Ces sanctions peuvent être mise en parallèle avec la récente décision française concernant un accès non justifié à des données particulièrement sensibles : le Conseil d’Etat a sanctionné un capitaine de gendarmerie pour consultation à des fins personnelles de fichiers de gendarmerie et de fiches individuelles de renseignements, afin de rechercher des informations concernant l’employeur de sa fille ainsi que d’autres personnes. Cet usage constituant un détournement de finalité du traitement de données à caractère personnel, le Conseil d’Etat a considéré qu’une sanction disciplinaire n’était pas disproportionnée, indépendamment des suites judiciaires éventuellement engagées (Conseil d’Etat, 7ème ch., 24 avril 2019, n°421838)

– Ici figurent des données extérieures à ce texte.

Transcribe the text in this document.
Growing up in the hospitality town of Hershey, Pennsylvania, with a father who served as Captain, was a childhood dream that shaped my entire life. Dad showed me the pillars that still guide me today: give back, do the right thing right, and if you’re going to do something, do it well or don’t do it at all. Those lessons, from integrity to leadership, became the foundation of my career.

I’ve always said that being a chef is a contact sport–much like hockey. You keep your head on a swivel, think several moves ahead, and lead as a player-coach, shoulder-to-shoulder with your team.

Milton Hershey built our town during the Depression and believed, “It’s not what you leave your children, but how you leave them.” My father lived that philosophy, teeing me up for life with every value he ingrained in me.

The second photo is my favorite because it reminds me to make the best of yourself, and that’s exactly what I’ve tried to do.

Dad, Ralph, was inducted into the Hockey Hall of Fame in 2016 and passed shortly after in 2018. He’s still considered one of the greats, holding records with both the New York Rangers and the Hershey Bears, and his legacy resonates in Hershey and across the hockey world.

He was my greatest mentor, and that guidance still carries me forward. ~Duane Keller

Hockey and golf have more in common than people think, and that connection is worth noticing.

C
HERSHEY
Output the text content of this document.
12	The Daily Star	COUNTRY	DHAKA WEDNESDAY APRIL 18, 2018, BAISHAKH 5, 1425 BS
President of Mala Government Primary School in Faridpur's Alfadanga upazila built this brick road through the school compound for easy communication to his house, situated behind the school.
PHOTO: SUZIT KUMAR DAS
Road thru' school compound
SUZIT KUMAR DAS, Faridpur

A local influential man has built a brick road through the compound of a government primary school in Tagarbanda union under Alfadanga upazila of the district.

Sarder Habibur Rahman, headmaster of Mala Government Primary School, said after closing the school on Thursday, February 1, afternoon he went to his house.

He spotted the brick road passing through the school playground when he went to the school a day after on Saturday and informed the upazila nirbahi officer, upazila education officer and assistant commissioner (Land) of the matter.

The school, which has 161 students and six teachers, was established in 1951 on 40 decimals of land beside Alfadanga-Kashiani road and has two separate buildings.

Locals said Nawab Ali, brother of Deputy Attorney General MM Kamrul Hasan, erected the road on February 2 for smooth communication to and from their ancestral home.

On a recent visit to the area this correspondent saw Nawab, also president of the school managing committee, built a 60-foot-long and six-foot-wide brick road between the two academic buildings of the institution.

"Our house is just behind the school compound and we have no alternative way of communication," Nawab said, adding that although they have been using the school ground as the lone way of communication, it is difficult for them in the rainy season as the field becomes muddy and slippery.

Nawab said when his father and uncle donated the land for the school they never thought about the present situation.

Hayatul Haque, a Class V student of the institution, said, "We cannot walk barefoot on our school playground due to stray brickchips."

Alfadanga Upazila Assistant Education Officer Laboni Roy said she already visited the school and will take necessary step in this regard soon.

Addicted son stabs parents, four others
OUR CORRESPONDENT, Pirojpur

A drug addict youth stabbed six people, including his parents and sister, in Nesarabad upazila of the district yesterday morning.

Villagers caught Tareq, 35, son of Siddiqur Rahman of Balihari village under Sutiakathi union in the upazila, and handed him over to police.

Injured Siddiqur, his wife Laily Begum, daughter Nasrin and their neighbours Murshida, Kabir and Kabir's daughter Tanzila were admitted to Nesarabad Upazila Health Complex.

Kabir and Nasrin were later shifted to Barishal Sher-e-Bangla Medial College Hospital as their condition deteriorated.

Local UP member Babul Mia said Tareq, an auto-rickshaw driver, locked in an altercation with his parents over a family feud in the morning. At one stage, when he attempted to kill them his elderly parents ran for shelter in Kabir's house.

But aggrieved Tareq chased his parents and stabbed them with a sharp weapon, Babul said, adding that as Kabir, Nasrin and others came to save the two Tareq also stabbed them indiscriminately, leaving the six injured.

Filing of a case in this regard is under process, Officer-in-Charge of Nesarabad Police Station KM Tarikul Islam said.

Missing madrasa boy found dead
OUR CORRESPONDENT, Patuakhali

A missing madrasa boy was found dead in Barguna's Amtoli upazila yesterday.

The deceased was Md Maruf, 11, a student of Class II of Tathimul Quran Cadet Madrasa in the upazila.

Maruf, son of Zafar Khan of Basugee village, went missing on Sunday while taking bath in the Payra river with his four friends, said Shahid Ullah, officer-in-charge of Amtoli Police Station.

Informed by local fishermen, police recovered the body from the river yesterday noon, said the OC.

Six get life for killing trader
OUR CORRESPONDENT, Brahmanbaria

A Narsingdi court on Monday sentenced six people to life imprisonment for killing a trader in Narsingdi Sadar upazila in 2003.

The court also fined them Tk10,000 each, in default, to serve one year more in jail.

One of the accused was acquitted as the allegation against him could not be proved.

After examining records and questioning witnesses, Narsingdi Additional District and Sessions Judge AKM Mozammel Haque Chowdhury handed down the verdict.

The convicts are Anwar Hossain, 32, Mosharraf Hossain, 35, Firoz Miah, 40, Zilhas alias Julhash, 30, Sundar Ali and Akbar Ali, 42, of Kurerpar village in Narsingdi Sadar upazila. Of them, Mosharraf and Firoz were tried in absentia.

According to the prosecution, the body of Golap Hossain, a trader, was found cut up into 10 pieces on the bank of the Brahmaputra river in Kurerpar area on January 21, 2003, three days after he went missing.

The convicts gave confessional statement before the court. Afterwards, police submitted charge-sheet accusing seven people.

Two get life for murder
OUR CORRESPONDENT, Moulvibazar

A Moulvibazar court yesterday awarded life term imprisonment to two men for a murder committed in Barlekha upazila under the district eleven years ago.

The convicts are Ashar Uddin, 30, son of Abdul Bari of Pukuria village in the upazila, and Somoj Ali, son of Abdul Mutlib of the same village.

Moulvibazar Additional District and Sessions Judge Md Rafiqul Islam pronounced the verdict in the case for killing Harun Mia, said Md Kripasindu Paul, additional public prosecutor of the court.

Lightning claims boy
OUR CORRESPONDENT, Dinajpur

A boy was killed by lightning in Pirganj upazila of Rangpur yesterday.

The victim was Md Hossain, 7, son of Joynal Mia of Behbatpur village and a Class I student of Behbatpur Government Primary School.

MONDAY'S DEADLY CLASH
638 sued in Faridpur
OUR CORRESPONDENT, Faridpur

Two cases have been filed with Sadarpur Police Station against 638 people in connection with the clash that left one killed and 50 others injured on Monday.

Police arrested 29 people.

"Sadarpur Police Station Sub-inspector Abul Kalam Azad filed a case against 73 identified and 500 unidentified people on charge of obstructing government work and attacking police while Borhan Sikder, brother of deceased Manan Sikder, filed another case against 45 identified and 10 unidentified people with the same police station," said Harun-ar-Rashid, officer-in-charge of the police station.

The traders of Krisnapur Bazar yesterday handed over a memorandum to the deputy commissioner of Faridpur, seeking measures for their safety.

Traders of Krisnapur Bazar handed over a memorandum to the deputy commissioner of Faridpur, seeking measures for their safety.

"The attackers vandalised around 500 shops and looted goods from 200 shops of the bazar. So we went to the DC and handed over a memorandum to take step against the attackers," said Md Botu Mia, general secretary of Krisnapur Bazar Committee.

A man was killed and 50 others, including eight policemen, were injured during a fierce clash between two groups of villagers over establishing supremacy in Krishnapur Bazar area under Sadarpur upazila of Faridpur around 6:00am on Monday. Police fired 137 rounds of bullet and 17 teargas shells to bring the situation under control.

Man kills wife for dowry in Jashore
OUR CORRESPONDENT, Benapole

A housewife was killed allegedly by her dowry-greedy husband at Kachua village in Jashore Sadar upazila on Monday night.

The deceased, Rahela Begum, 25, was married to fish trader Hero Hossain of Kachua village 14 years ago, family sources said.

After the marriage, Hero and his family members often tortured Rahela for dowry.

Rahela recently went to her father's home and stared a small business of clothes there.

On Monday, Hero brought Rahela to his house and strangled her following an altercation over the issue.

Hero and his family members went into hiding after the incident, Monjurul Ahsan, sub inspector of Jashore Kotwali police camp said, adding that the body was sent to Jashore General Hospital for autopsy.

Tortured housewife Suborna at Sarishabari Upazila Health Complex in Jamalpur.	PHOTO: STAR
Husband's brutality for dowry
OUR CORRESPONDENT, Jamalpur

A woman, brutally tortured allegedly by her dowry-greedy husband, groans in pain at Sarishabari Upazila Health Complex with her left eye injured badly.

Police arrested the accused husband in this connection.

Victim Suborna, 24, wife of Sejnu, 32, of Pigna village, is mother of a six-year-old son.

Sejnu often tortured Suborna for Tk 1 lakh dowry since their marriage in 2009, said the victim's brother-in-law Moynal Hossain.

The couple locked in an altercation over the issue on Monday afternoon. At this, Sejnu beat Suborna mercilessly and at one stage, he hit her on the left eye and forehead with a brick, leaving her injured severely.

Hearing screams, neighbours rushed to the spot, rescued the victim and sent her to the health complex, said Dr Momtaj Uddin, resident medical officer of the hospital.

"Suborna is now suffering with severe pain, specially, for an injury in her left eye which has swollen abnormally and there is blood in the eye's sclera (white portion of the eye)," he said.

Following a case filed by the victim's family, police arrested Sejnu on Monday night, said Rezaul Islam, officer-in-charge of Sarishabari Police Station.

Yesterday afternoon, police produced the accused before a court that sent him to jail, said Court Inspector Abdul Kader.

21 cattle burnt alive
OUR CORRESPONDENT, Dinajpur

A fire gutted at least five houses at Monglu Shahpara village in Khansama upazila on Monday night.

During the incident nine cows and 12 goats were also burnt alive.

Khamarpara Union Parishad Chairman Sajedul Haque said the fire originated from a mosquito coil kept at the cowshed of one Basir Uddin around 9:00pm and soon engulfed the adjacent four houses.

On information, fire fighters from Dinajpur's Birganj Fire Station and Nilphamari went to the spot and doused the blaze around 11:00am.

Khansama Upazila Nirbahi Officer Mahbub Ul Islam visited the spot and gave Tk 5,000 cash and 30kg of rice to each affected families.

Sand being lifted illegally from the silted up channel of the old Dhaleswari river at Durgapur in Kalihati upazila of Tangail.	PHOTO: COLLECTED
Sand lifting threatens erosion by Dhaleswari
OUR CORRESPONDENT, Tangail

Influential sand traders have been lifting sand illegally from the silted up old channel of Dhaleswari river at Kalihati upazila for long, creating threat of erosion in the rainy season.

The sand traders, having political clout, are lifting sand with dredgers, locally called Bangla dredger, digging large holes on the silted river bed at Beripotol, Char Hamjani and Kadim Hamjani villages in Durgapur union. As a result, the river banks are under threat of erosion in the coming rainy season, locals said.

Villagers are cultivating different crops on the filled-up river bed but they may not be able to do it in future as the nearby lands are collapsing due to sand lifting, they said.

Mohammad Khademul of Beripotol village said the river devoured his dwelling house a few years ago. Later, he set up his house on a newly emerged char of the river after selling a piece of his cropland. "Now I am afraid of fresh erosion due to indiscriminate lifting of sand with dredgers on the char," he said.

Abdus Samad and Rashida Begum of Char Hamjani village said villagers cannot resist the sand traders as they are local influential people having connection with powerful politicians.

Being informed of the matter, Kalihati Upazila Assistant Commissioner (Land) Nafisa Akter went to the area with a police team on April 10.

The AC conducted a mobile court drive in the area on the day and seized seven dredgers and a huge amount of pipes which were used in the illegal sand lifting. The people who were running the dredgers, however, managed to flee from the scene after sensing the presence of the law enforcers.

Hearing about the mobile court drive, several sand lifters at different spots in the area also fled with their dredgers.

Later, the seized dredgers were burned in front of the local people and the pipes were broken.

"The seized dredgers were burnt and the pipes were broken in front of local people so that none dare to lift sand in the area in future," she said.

Eléments déterminant l’importance des sanctions. Le montant des sanctions doit néanmoins prendre en compte le comportement du responsable de traitement suite au constat des manquements à la réglementation, comme l’a rappelé récemment le Conseil d’Etat. Ce dernier a en effet réduit la sanction imposée à une société de produits d’optiques (250 000 euros réduits à 200 000 euros), compte tenu de la célérité avec laquelle cette société a apporté les mesures correctrices de nature à remédier aux manquements constatés (Conseil d’Etat, 17 avril 2019, n°422575). De façon similaire, un délai important pour corriger une vulnérabilité constitue un motif pour justifier d’une sanction, surtout lorsque des mesures pour mettre fin à la faille de sécurité ou simplement pour la limiter étaient faciles à mettre en œuvre (Conseil d’Etat, 17 avril 2019, n°423559).
Il faut souligner que dans une récente décision de sanction d’un montant de 400 000 euros, suite à une faille de sécurité, la CNIL a pris soin de justifier de façon particulièrement précise le montant de la sanction (CNIL, délib. n°SAN-2019-005 du 28 mai 2019). La CNIL relève en effet que la vulnérabilité était liée à un défaut basique de conception, à savoir l’absence de procédure d’authentification qui constitue une mesure élémentaire de sécurité. De plus, la société sanctionnée a manqué de diligence dans la correction de la vulnérabilité. Enfin, les données personnelles traitées par la société s’apparentaient à des données sensibles, aussi la société aurait dû apporter une attention toute particulière à la préservation de leur confidentialité et à leurs modalités de conservation. La présence de données hautement personnelles ou sensibles deviendrait une sorte de circonstance aggravante.
Autant de décisions qui invitent les organismes traitant des données de santé à être attentifs à toutes les dimensions de la conformité au RGPD, tout particulièrement l’organisation de la sécurité, tant dans ses aspects techniques, qu’organisationnels et juridiques.